Rimini, “altro che benzinai, ormai siamo esattori delle tasse”

«Più che benzinai, siamo ormai degli esattori delle tasse». Usa il sarcasmo, Alberto Semprini, rappresentante dei gestori distributori carburante aderenti alla Confcommercio, per rappresentare lo stato d’animo della categoria. «I primi ad essere colpiti da questi rincari ingiustificati siamo proprio noi gestori – dice il rappresentante sindacale -. Tra gli automobilisti, magari, si è formata la convinzione che gasolio e benzina costano così tanto per colpa nostra, perché siamo noi che, dall’oggi al domani, abbiamo deciso di aumentare i prezzi. Non è così.

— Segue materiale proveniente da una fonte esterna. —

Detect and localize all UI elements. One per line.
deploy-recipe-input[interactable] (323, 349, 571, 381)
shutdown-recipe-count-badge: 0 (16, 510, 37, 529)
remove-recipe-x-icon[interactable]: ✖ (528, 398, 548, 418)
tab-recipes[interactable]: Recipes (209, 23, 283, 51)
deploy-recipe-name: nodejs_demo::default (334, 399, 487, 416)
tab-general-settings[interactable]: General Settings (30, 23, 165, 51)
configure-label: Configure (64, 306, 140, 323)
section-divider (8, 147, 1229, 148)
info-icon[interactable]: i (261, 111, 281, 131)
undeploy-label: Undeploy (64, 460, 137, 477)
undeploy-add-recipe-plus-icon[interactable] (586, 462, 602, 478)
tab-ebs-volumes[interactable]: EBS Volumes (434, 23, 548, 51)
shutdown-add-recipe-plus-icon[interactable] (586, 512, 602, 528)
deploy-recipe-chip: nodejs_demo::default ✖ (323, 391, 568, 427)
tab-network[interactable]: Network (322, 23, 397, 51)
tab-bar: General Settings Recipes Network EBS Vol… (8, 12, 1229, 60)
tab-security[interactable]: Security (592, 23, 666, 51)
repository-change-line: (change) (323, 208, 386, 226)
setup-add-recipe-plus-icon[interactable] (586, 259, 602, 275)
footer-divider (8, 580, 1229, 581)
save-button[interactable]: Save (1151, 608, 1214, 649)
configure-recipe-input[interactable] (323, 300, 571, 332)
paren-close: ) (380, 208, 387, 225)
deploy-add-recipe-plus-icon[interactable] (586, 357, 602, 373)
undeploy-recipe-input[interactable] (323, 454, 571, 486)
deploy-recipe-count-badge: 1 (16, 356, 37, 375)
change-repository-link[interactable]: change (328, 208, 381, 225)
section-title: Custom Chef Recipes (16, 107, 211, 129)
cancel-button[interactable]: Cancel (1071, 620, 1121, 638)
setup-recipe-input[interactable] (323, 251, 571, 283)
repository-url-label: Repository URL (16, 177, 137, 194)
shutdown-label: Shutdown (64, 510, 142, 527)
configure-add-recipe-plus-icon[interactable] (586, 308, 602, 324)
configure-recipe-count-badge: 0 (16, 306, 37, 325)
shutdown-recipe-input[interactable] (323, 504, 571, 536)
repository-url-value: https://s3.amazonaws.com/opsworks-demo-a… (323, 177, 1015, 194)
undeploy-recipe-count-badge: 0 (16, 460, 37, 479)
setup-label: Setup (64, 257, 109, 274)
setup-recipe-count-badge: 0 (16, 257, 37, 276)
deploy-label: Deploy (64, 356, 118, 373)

Anzi, noi siamo i primi a rimetterci». E fa il quadro: «Su 2,2, 2,3 euro al litro di carburante, il prezzo indicato dalle compagnie petrolifere fino a qualche giorno fa, perché adesso è sceso, tra iva al 22% e accise introdotte per la prima volta per finanziare la guerra in Abissinia, e confermate per pagare i disastri del crollo della diga del Vajont, prima, e del terremoto del Belice, poi, allo Stato, in tasse, diamo qualcosa come un euro al litro, centesimo più, centesimo meno: se no siamo esattori delle tasse, cos’altro siamo. Il resto se ne va per acquistare il carburante dalla compagnia petrolifera. In tasca, come guadagno netto, ci restano 0,035 euro al litro, alla pompa self service, e 0,055 euro al litro, alla pompa del servito».

I conti sui costi

Siamo al ventiduesimo giorno di guerra e i prezzi sono letteralmente schizzati in alto, prima dell’intervento calmieratore del Governo. Ma Semprini fa notare un particolare sorprendente: «Nel 2008 il prezzo del petrolio toccò i 147 dollari al barile, mentre oggi siamo a 125 dollari al barile, come vedete decisamente meno. Ebbene, all’epoca un litro di benzina o di nafta salì, al massimo, fino a 1,8-1,9 euro al litro, oggi siamo arrivati, addirittura, a toccare quote da 2,2 euro al litro per il gasolio e 2,3 euro al litro per la benzina. Una responsabilità che ha un nome e un cognome: compagnie petrolifere. Sono loro che impongono i prezzi». Altro che furbetti della pompa, i veri furbi sono i padroni del petrolio, che, con lo scoppio della guerra preventivarono un aumento del greggio, al barile, superiore ai 125 dollari e lo caricarono sul mercato della distribuzione ancor prima di vedere il prezzo finale. «E’ proprio così – conferma Semprini -. Noi benzinai non possiamo aumentare, liberamente, il prezzo al litro: il nostro margine massimo di sovrapprezzo è di 0,005 euro al litro per la pompa self service e di 0,015 euro al litro per quella del servito. Limiti impossibili da sforare. E sapete perché? Perché il computer gestionale di ogni stazione di servizio è collegato a quello delle compagnie petrolifere, che, in tempo reale, possono verificare i prezzi dei vari distributori: alla prima trasgressione appurata c’è il richiamo, alla seconda l’annullamento del contratto e il blocco immediato della fornitura di carburante. La domanda a questo punto è scontata: chi gestore si espone ad un simile rischio, chiudere la propria l’attività?».